Ali reelegeu-se o prefeito Udo Döhler, do PMDB. Ele se beneficiou da exposição conseguida por concorrer no comando da máquina. É empresário do setor têxtil, por anos presidente da Associação de Comércio e Indústria da cidade. Com fortuna pessoal, Döhler foi o sexto candidato a prefeito em autodoações para a campanha, outorgando-se R$ 700 mil.
O antipetismo do prefeito de Joinville é uma consequência natural de ter sucedido em 2013 a gestão do petista Carlito Merss, que não fez uma administração popular. A característica reforça-se no discurso de Döhler, que se propõe a agir para que o país "saia do clientelismo político que nos levou a tantos desacertos". De quebra, Döhler é evangélico, ainda que de uma denominação tradicional.
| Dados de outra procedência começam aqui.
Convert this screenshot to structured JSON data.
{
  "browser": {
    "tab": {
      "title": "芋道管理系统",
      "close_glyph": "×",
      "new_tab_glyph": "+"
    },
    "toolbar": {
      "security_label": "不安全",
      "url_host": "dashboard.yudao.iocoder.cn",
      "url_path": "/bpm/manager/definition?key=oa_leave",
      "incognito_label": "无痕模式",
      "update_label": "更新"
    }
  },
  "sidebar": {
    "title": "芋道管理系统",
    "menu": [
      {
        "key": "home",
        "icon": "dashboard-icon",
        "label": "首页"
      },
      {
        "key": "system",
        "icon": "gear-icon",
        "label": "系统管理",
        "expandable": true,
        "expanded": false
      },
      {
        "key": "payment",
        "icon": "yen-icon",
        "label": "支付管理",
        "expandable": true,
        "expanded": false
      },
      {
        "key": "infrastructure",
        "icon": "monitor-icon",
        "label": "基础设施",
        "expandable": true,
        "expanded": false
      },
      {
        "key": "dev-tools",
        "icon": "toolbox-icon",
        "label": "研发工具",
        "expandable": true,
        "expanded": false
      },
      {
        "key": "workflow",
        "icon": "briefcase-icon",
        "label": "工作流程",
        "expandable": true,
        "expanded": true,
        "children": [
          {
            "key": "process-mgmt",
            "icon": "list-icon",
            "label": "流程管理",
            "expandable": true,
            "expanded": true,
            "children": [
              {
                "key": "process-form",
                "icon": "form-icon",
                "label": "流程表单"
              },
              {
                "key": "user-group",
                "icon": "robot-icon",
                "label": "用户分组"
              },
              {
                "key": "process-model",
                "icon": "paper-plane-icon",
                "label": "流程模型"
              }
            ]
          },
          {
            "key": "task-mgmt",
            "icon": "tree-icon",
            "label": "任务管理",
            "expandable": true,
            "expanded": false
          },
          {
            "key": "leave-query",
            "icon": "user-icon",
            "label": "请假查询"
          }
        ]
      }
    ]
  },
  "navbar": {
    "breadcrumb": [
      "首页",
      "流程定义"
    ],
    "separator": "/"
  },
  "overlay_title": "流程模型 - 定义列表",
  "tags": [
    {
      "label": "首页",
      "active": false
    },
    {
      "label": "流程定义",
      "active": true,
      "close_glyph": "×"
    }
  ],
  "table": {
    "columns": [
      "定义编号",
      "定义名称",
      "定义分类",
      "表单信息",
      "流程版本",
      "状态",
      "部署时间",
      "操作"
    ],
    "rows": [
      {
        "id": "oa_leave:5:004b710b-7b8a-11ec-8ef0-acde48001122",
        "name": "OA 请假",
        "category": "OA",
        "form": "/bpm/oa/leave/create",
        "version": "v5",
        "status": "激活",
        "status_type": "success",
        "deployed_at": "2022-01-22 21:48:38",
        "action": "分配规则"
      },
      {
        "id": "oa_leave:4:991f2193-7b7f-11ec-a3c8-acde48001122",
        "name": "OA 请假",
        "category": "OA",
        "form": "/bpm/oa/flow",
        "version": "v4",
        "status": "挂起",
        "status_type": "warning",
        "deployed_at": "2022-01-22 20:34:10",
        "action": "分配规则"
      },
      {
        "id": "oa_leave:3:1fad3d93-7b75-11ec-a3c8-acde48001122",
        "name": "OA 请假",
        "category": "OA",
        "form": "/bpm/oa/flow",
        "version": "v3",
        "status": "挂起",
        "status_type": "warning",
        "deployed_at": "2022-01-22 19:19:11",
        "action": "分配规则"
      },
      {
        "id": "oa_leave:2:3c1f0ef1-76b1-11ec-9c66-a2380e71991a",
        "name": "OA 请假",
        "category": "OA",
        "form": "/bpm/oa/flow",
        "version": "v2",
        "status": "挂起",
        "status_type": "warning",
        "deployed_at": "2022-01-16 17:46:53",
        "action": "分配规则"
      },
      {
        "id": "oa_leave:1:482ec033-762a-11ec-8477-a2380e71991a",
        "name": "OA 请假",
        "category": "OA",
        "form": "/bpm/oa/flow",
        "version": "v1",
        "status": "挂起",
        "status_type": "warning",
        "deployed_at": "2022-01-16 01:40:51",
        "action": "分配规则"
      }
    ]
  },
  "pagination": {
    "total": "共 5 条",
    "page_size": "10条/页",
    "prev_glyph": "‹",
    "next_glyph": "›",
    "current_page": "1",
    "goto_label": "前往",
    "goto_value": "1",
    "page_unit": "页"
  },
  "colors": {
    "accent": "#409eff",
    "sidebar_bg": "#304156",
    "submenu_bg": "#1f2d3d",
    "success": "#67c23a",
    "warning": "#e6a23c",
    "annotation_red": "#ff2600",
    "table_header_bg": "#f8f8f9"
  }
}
Correligionário de Temer, o prefeito catarinense expressa uma preocupação também que parece generalizada dos que foram eleitos mês passado: a de como conseguir ajuda do governo federal na iminência da aprovação da emenda constitucional que limita gastos por 20 anos.
"A emenda constitucional vai nos penalizar, ainda que seja indispensável para o país. O município vai sofrer na educação e sobretudo na saúde", afirmou Döhler.
O prefeito de Joinville afirma que quer dividir com o Estado e com a União o ônus da manutenção de um hospital de média e alta complexidade mantido pelo governo municipal. "Se não quiserem dividir o ônus estaremos correndo o risco de inviabilizar a cidade", comentou.
Döhler já tratou do assunto com Temer há alguns meses, em uma antecipação do movimento feito por Crivella, que anteontem cobrou repasses do governo federal para se tornar gestor pleno do Sistema Único de Saúde.